Rosa Parks Shifted Civil Rights Movement into First Gear
School children today likely have a hard time imagining the unimaginable. But just two generations ago, by custom and by law, American society dictated which public restroom, water fountain, swimming pool, restaurant or even bus seat could be used because of one's skin color.
Thanks to an act of defiance, indeed an illegal act of civil disobedience nearly 50 years ago, a new chapter in American history was written.
On Dec. 1, 1955, a 42-year-old woman, taking the bus home from work in Montgomery, Alabama, refused to give up her seat to a white man. Her refusal to stand up and go to the back of the bus that night got her arrested.
After suffering indignities of a second-class citizenship for four decades, Rosa Parks decided enough is enough. On that night, she refused to take a back seat in American society. In so doing, she helped launch an extraordinary era in the modern day civil rights movement for full citizenship and racial equality for African Americans.
Rosa Parks mobilized ordinary Americans by putting a face on legal segregation. However, her act of courage was anything but simple.
Her arrest triggered a 381-day boycott of Montgomery's public transit system. The boycott eventually led the U.S. Supreme Court to uphold a lower court decision to desegregate the local bus system.
Parks received death threats, but persevered with her determination to make a difference for future generations. Her now famous ride home from work turned into a lifelong ride of advocacy and activism for social justice and racial equality.
The seed planted in Montgomery sprouted across the country, creating a movement for social change in America to open wide the door for educational, employment and economic opportunity.
On the heels of the landmark 1954 Brown v. Board of Education and the lynching of a young Emmett Till for "eying" a white woman in Mississippi a year later, America's social conscience was beginning to awaken.
Rosa Parks shifted public awareness into first gear. And for 50 years, she served as an icon of human dignity, civil rights and racial equality. Her gentle, yet influential, advocacy helped sow the seeds of change in America.
When the humble seamstress died in October at age 92, Congress passed a resolution to have her remains "lie in honor" for two days in the U.S. Capitol. The civil rights pioneer was the first woman to do so. Since President Abraham Lincoln, other U.S. presidents, military leaders and members of Congress have lain in state in the Capitol Rotunda to honor their service to their country.
As a federal policymaker, I take seriously my oath of office to uphold the U.S. Constitution for each and every American citizen. Democracy is a work in progress and as a society we must do better to hear every voice and foster equality for all citizens.
Through my oversight of the USDA, I'm working to make sure federal farm programs don't discriminate against farmers based on the color of their skin.
In June, the U.S. Senate adopted a resolution which I supported that apologizes to the victims of lynching and the descendants of those victims for the failure of the Senate to enact anti-lynching legislation.

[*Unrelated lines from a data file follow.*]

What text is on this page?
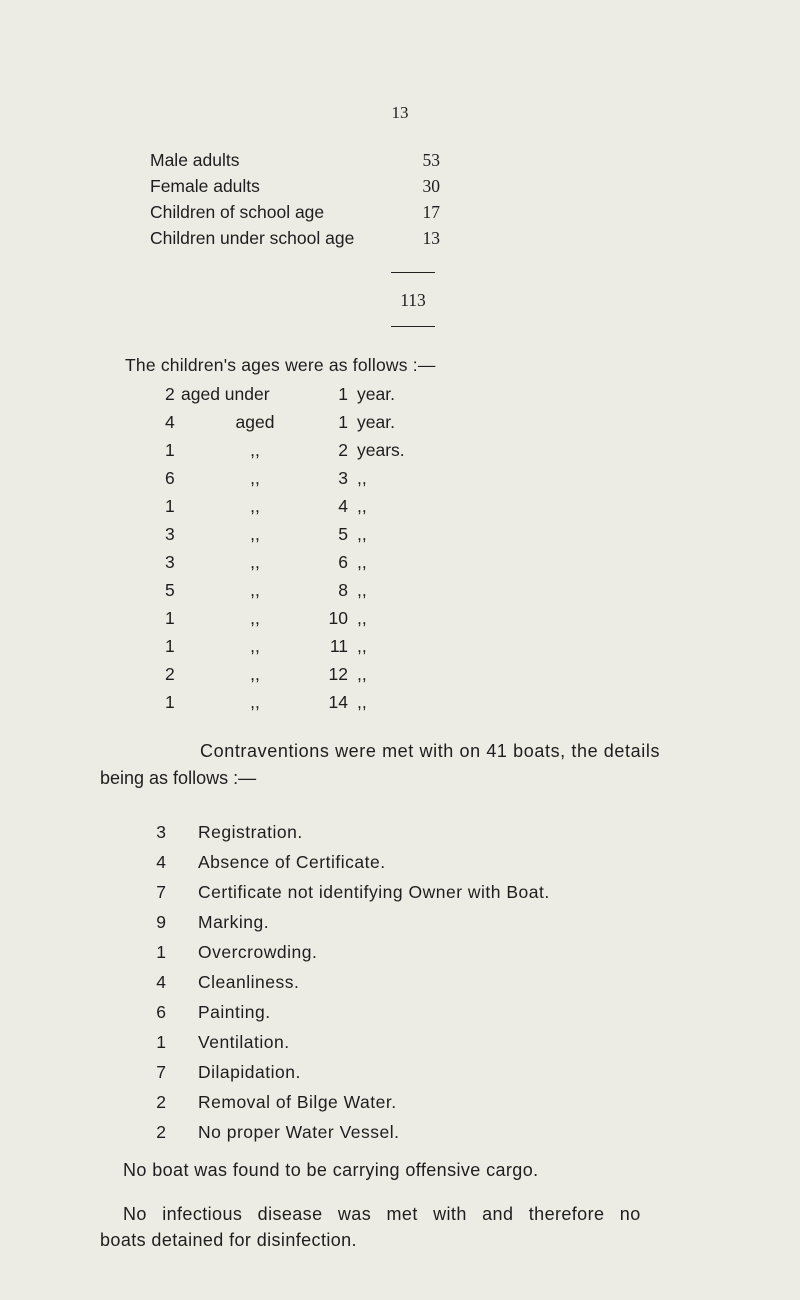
13
Male adults	53
Female adults	30
Children of school age	17
Children under school age	13
113
The children's ages were as follows :—
2 aged under	1 year.
4	aged	1 year.
1	,,	2 years.
6	,,	3 ,,
1	,,	4 ,,
3	,,	5 ,,
3	,,	6 ,,
5	,,	8 ,,
1	,,	10 ,,
1	,,	11 ,,
2	,,	12 ,,
1	,,	14 ,,
Contraventions were met with on 41 boats, the details
being as follows :—
3 Registration.
4 Absence of Certificate.
7 Certificate not identifying Owner with Boat.
9 Marking.
1 Overcrowding.
4 Cleanliness.
6 Painting.
1 Ventilation.
7 Dilapidation.
2 Removal of Bilge Water.
2 No proper Water Vessel.
No boat was found to be carrying offensive cargo.
No infectious disease was met with and therefore no
boats detained for disinfection.
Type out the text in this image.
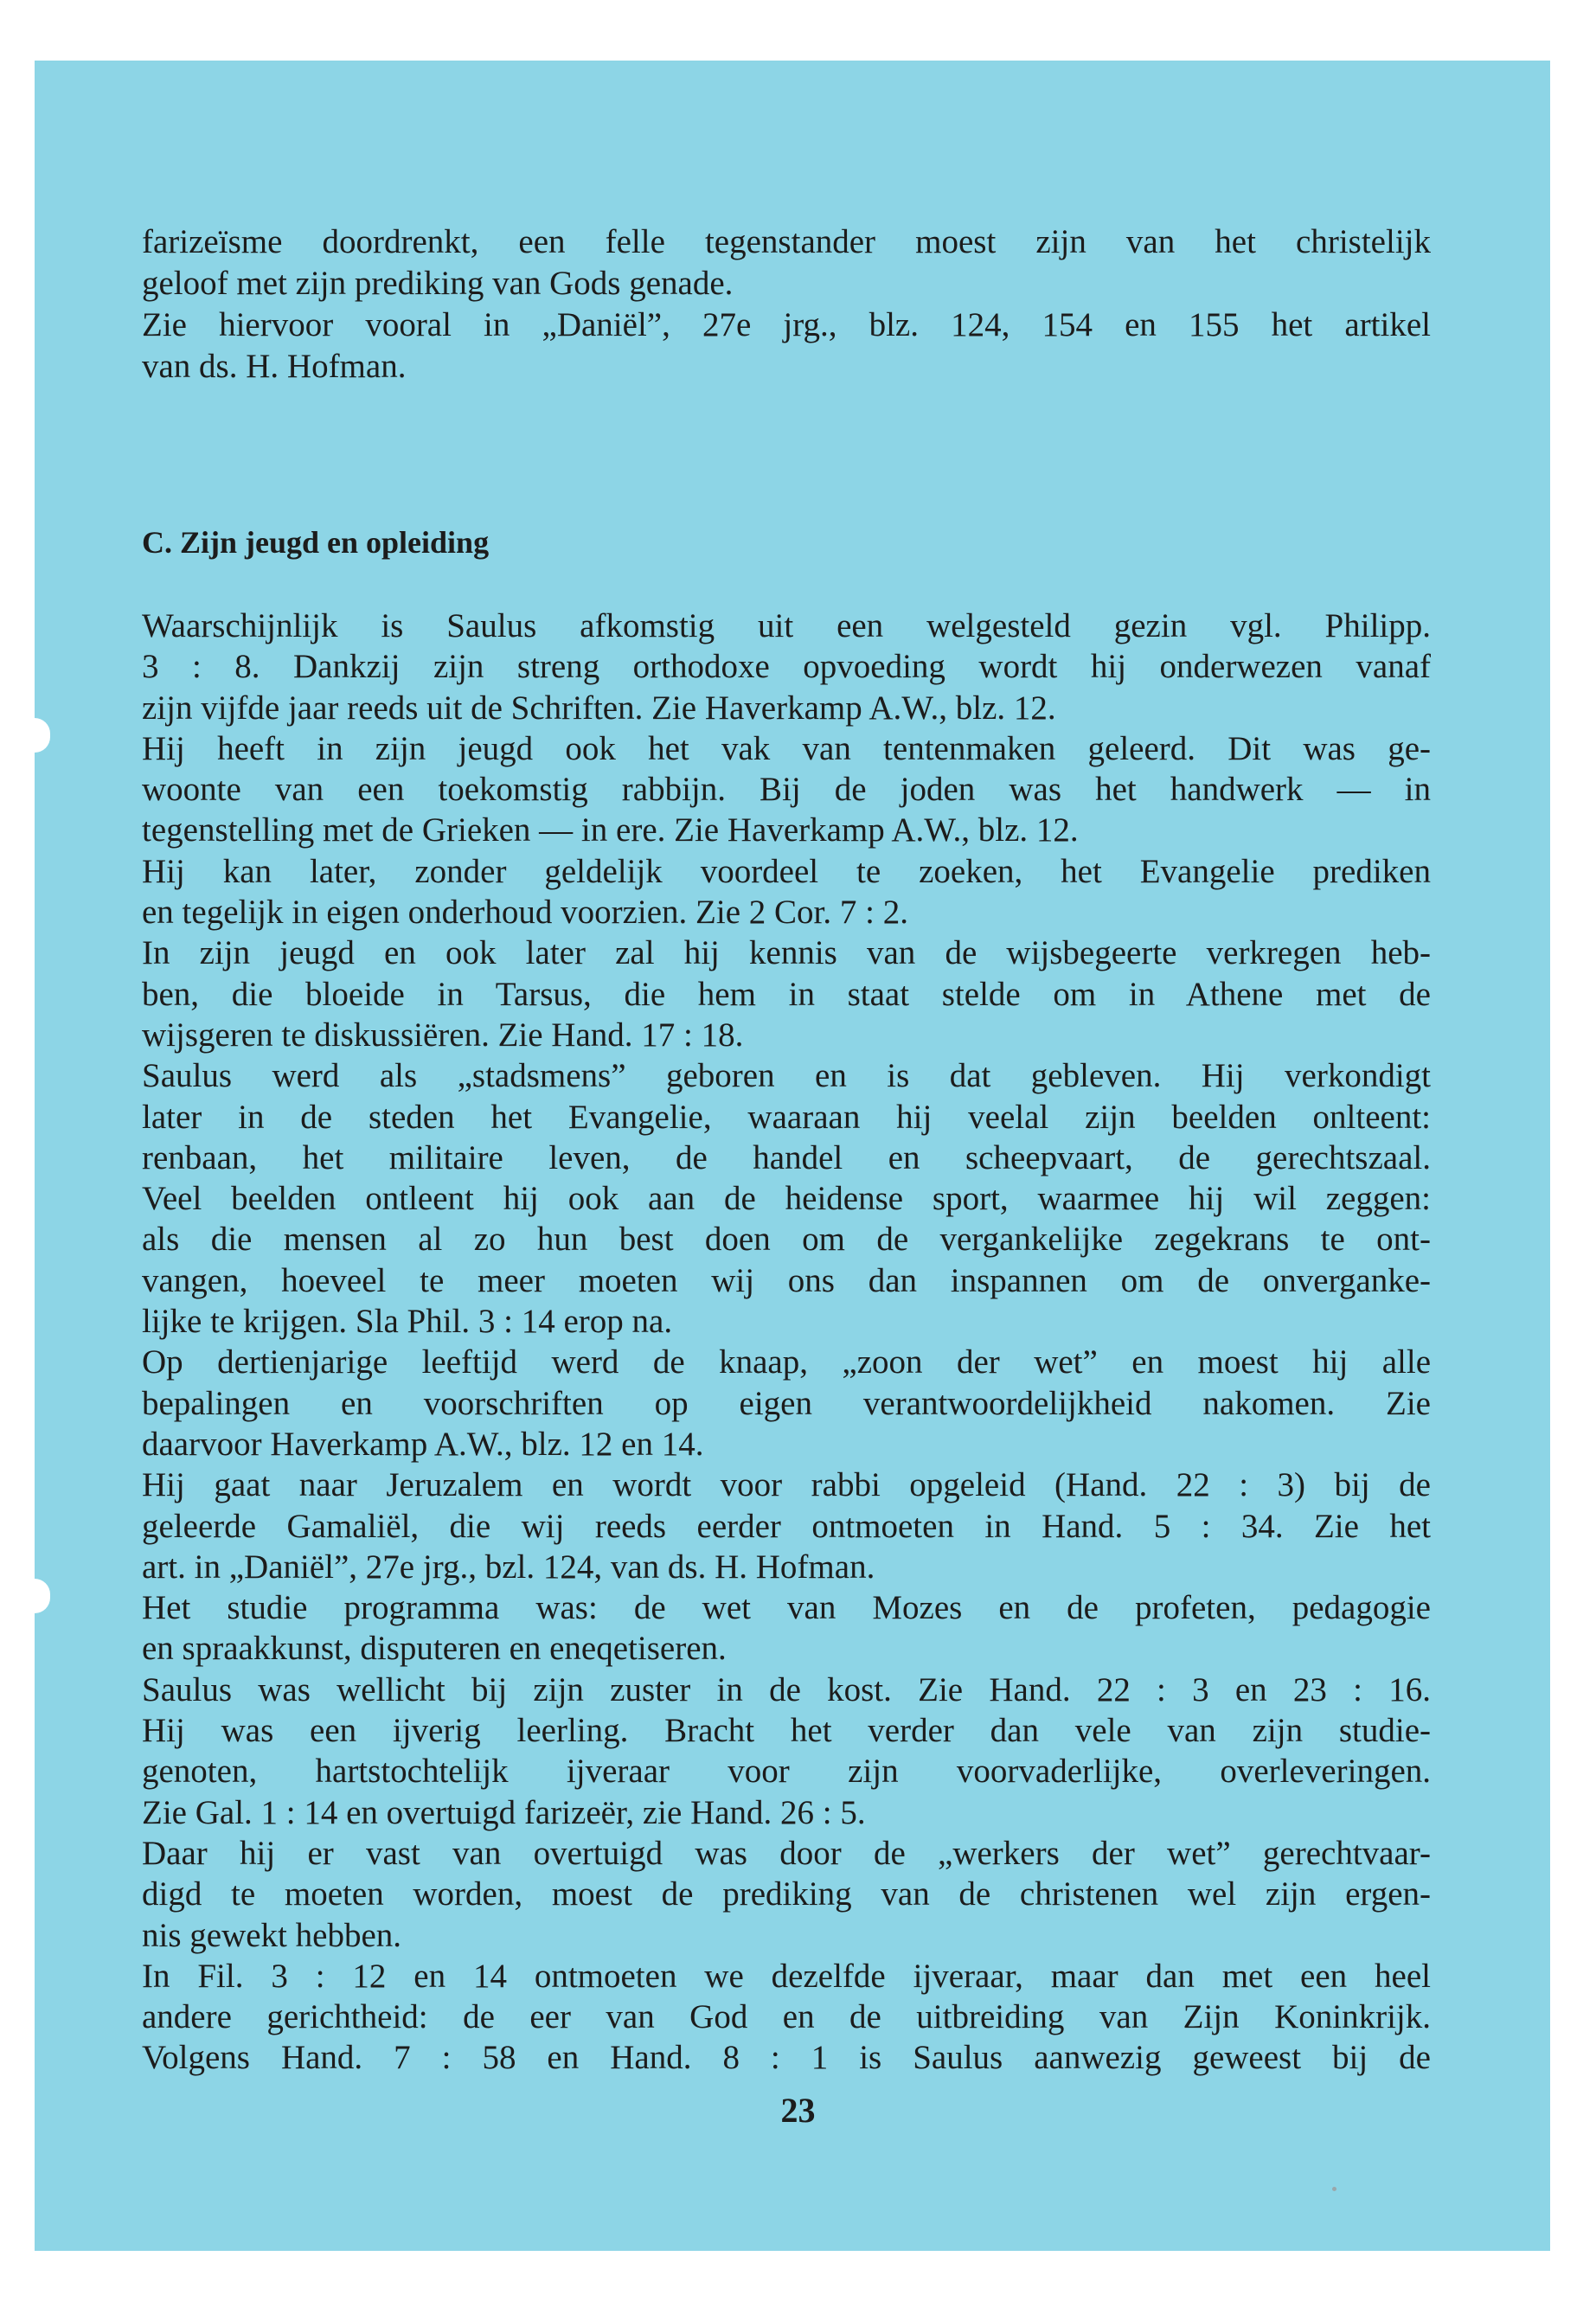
farizeïsme doordrenkt, een felle tegenstander moest zijn van het christelijk
geloof met zijn prediking van Gods genade.
Zie hiervoor vooral in „Daniël”, 27e jrg., blz. 124, 154 en 155 het artikel
van ds. H. Hofman.
C. Zijn jeugd en opleiding
Waarschijnlijk is Saulus afkomstig uit een welgesteld gezin vgl. Philipp.
3 : 8. Dankzij zijn streng orthodoxe opvoeding wordt hij onderwezen vanaf
zijn vijfde jaar reeds uit de Schriften. Zie Haverkamp A.W., blz. 12.
Hij heeft in zijn jeugd ook het vak van tentenmaken geleerd. Dit was ge-
woonte van een toekomstig rabbijn. Bij de joden was het handwerk — in
tegenstelling met de Grieken — in ere. Zie Haverkamp A.W., blz. 12.
Hij kan later, zonder geldelijk voordeel te zoeken, het Evangelie prediken
en tegelijk in eigen onderhoud voorzien. Zie 2 Cor. 7 : 2.
In zijn jeugd en ook later zal hij kennis van de wijsbegeerte verkregen heb-
ben, die bloeide in Tarsus, die hem in staat stelde om in Athene met de
wijsgeren te diskussiëren. Zie Hand. 17 : 18.
Saulus werd als „stadsmens” geboren en is dat gebleven. Hij verkondigt
later in de steden het Evangelie, waaraan hij veelal zijn beelden onlteent:
renbaan, het militaire leven, de handel en scheepvaart, de gerechtszaal.
Veel beelden ontleent hij ook aan de heidense sport, waarmee hij wil zeggen:
als die mensen al zo hun best doen om de vergankelijke zegekrans te ont-
vangen, hoeveel te meer moeten wij ons dan inspannen om de onverganke-
lijke te krijgen. Sla Phil. 3 : 14 erop na.
Op dertienjarige leeftijd werd de knaap, „zoon der wet” en moest hij alle
bepalingen en voorschriften op eigen verantwoordelijkheid nakomen. Zie
daarvoor Haverkamp A.W., blz. 12 en 14.
Hij gaat naar Jeruzalem en wordt voor rabbi opgeleid (Hand. 22 : 3) bij de
geleerde Gamaliël, die wij reeds eerder ontmoeten in Hand. 5 : 34. Zie het
art. in „Daniël”, 27e jrg., bzl. 124, van ds. H. Hofman.
Het studie programma was: de wet van Mozes en de profeten, pedagogie
en spraakkunst, disputeren en eneqetiseren.
Saulus was wellicht bij zijn zuster in de kost. Zie Hand. 22 : 3 en 23 : 16.
Hij was een ijverig leerling. Bracht het verder dan vele van zijn studie-
genoten, hartstochtelijk ijveraar voor zijn voorvaderlijke, overleveringen.
Zie Gal. 1 : 14 en overtuigd farizeër, zie Hand. 26 : 5.
Daar hij er vast van overtuigd was door de „werkers der wet” gerechtvaar-
digd te moeten worden, moest de prediking van de christenen wel zijn ergen-
nis gewekt hebben.
In Fil. 3 : 12 en 14 ontmoeten we dezelfde ijveraar, maar dan met een heel
andere gerichtheid: de eer van God en de uitbreiding van Zijn Koninkrijk.
Volgens Hand. 7 : 58 en Hand. 8 : 1 is Saulus aanwezig geweest bij de
23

As a senior member of the U.S. Senate Judiciary Committee, I also have joined ranks with my colleagues to introduce bipartisan legislation that would create a new office in the U.S. Department of Justice to open up "cold cases" from a sad chapter in American history. It was a time when lynchings, legal segregation and race-based terrorism gripped the South and divided America neighborhood by neighborhood. Our legislation would make sure not a stone is left unturned in an effort to make right what went wrong with our judicial system during the 1950s and 1960s.
By narrowing the achievement gaps in education, homeownership, employment and business ownership, we've made significant progress in the last half-century. But we can and must do better.
It is our duty as elected leaders to make sure we honor the legacy of Rosa Parks. We must work together across political parties and regional boundaries to advance public policies that confront the struggle we face every day in America: to foster freedom, opportunity, prosperity, liberty and social justice for all.
It would be the greatest tribute to Rosa Parks' memory if our grandchildren and great-grandchildren live in an open society where segregation in America is ancient history.